Au Havre, la guerre des cimentiers fait rage
Sur le port du Havre, deux projets de centres de broyage de clinker inquiètent fortement Lafarge Ciments. Selon le groupe cela pourrait même menacer l’existence de l’usine de Saint-Vigor-d’Ymonville, son deuxième plus grand site industriel.
RICHARD GOASGUEN
Lafarge Ciments se sent en danger. Sur la zone industrialo-portuaire du port du Havre, deux projets de centres de broyage de clinker (matériau de base essentiel dans la production de ciment) sont en train de se concrétiser. Jean-Marc Domange, ex-président du Sfic (Syndicat français de l’industrie cimentière) et ancien directeur de Ciments Calcia, mène, depuis plusieurs années, via sa société de développement CEM 21, un projet à Oudalle, près du Havre.Vracs de l’Estuaire SAS dispose, en effet, depuis fin 2010 de tous les feux verts administratifs pour une unité de broyage de clinker. « Le projet est toujours actif et même en voie de finalisation. Nous recherchons avec le port la meilleure solution pour l’accueil des bateaux», affirme Jean-Marc Domange, qui poursuit un projet parallèle à Montoir-de-Bretagne près de Saint-Nazaire, qui entrera en production début 2013 au terme d’un investissement de l’ordre de 45 millions d’euros.
Une capacité de 500 000 tonnes de clinker par an
Parallèlement, sur la même zone géographique, le long du Grand Canal, le grand port maritime du Havre (GPMH) a attribué à la société SMEG, le 6 septembre dernier, une autorisation d’occupation temporaire (AOT) du terminal multivrac (MTV) que convoitaient également Vracs de l’Estuaire et Lafarge. Ce choix, qui fait suite à une consultation européenne dans le cadre de la loi portant sur la réforme portuaire de juillet 2008, est assorti d’une « convention de terminal ».

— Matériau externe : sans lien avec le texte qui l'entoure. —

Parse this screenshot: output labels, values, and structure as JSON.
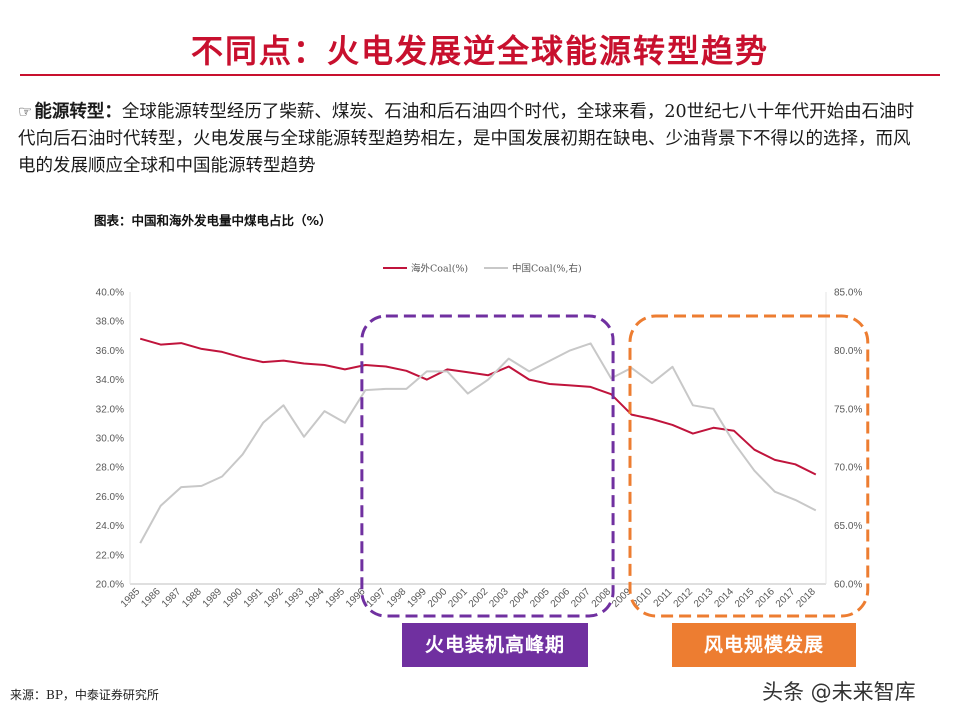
{
  "slide": {
    "title": "不同点：火电发展逆全球能源转型趋势",
    "bullet_icon": "pointing-hand-icon",
    "intro_lead": "能源转型：",
    "intro_text": "全球能源转型经历了柴薪、煤炭、石油和后石油四个时代，全球来看，20世纪七八十年代开始由石油时代向后石油时代转型，火电发展与全球能源转型趋势相左，是中国发展初期在缺电、少油背景下不得以的选择，而风电的发展顺应全球和中国能源转型趋势",
    "figure_caption": "图表：中国和海外发电量中煤电占比（%）",
    "source": "来源：BP，中泰证券研究所",
    "watermark": "头条 @未来智库",
    "colors": {
      "title": "#c8102e",
      "overseas": "#c0143c",
      "china": "#c8c8c8",
      "thermal_box": "#7030a0",
      "wind_box": "#ed7d31"
    }
  },
  "annotations": {
    "thermal_peak": {
      "label": "火电装机高峰期",
      "from_year": "1997",
      "to_year": "2008",
      "color": "#7030a0"
    },
    "wind_growth": {
      "label": "风电规模发展",
      "from_year": "2010",
      "to_year": "2018",
      "color": "#ed7d31"
    }
  },
  "chart_data": {
    "type": "line",
    "title": "",
    "x": [
      "1985",
      "1986",
      "1987",
      "1988",
      "1989",
      "1990",
      "1991",
      "1992",
      "1993",
      "1994",
      "1995",
      "1996",
      "1997",
      "1998",
      "1999",
      "2000",
      "2001",
      "2002",
      "2003",
      "2004",
      "2005",
      "2006",
      "2007",
      "2008",
      "2009",
      "2010",
      "2011",
      "2012",
      "2013",
      "2014",
      "2015",
      "2016",
      "2017",
      "2018"
    ],
    "series": [
      {
        "name": "海外Coal(%)",
        "axis": "left",
        "color": "#c0143c",
        "values": [
          36.8,
          36.4,
          36.5,
          36.1,
          35.9,
          35.5,
          35.2,
          35.3,
          35.1,
          35.0,
          34.7,
          35.0,
          34.9,
          34.6,
          34.0,
          34.7,
          34.5,
          34.3,
          34.9,
          34.0,
          33.7,
          33.6,
          33.5,
          33.0,
          31.6,
          31.3,
          30.9,
          30.3,
          30.7,
          30.5,
          29.2,
          28.5,
          28.2,
          27.5
        ]
      },
      {
        "name": "中国Coal(%,右)",
        "axis": "right",
        "color": "#c8c8c8",
        "values": [
          63.5,
          66.7,
          68.3,
          68.4,
          69.2,
          71.1,
          73.8,
          75.3,
          72.6,
          74.8,
          73.8,
          76.6,
          76.7,
          76.7,
          78.2,
          78.2,
          76.3,
          77.5,
          79.3,
          78.2,
          79.1,
          80.0,
          80.6,
          77.6,
          78.5,
          77.2,
          78.6,
          75.3,
          75.0,
          72.1,
          69.7,
          67.9,
          67.2,
          66.3
        ]
      }
    ],
    "y_left": {
      "ticks": [
        "20.0%",
        "22.0%",
        "24.0%",
        "26.0%",
        "28.0%",
        "30.0%",
        "32.0%",
        "34.0%",
        "36.0%",
        "38.0%",
        "40.0%"
      ],
      "min": 20,
      "max": 40
    },
    "y_right": {
      "ticks": [
        "60.0%",
        "65.0%",
        "70.0%",
        "75.0%",
        "80.0%",
        "85.0%"
      ],
      "min": 60,
      "max": 85
    },
    "grid": false,
    "legend_position": "top"
  }
}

SMEG et ses partenaires, dont Liants Océanes, SARL gérée par le cimentier belge Philiep Van Eeckhout, s’y engagent à effectuer deux investissements. Le premier, qui doit s’élever à 3,5 millions d’euros, produirait électricité et vapeur à partir de produits de biomasse. L’autre, de 25 millions d’euros, broierait du clinker d’importation avec une capacité de 500 000 tonnes/an. « Notre rôle n’est pas d’arbitrer entre concurrents mais de développer nos trafics de vracs. En toute transparence, l’offre de SMEG était la meilleure. Si ses engagements n’étaient pas tenus, les conventions seraient résiliées », commente Hervé Martel, président du directoire du GPMH.
Un marché mature
A Saint-Vigor-d’Ymonville, site adossé à une carrière produisant des matières premières pour le clinker et mis en service en 1970, l’inquiétude est à son comble chez Lafarge Ciments (160 salariés, 700 emplois indirects). « Notre usine produit actuellement 650 000 tonnes de clinker par an pour 950 000 tonnes de ciments. Autrement dit, elle fonctionne à 65 % de ses capacités maximales », indique Jean-Louis Sibioude, directeur de la cimenterie. « Nous sommes sur un marché national mature. Depuis 20 ans, la consommation nationale de ciments oscille entre 25 et 19 millions de tonnes. Ce n’est pas en additionnant les offres que cette consommation augmentera », ajoute Bertrand Cathala, directeur des activités portuaires chez Lafarge Ciments. Des études seraient en cours pour moderniser le site havrais avec un programme d’investissements de 80 millions d’euros sur 6 ans à la clé.
Un cas d'école
Dans cette confrontation, qui oppose depuis plusieurs années dans les ports français (Sète, Lorient, Brest, …) les géants du ciment à des « outsiders », Le Havre et ses 3 challengers promet d’être un cas d’école. A Dunkerque, Lafarge a pris le contrôle en 2010 de Nord Broyage pour y traiter les éventuels excédents de production de son usine havraise. A Marseille, les Ciments du Lacydon, où l’on retrouve le belge Van Eeckhout, se sont installés l’an dernier. Pour importer du ciment « low cost » dans un premier temps. Avant de broyer du clinker, en provenance de Turquie également le plus souvent.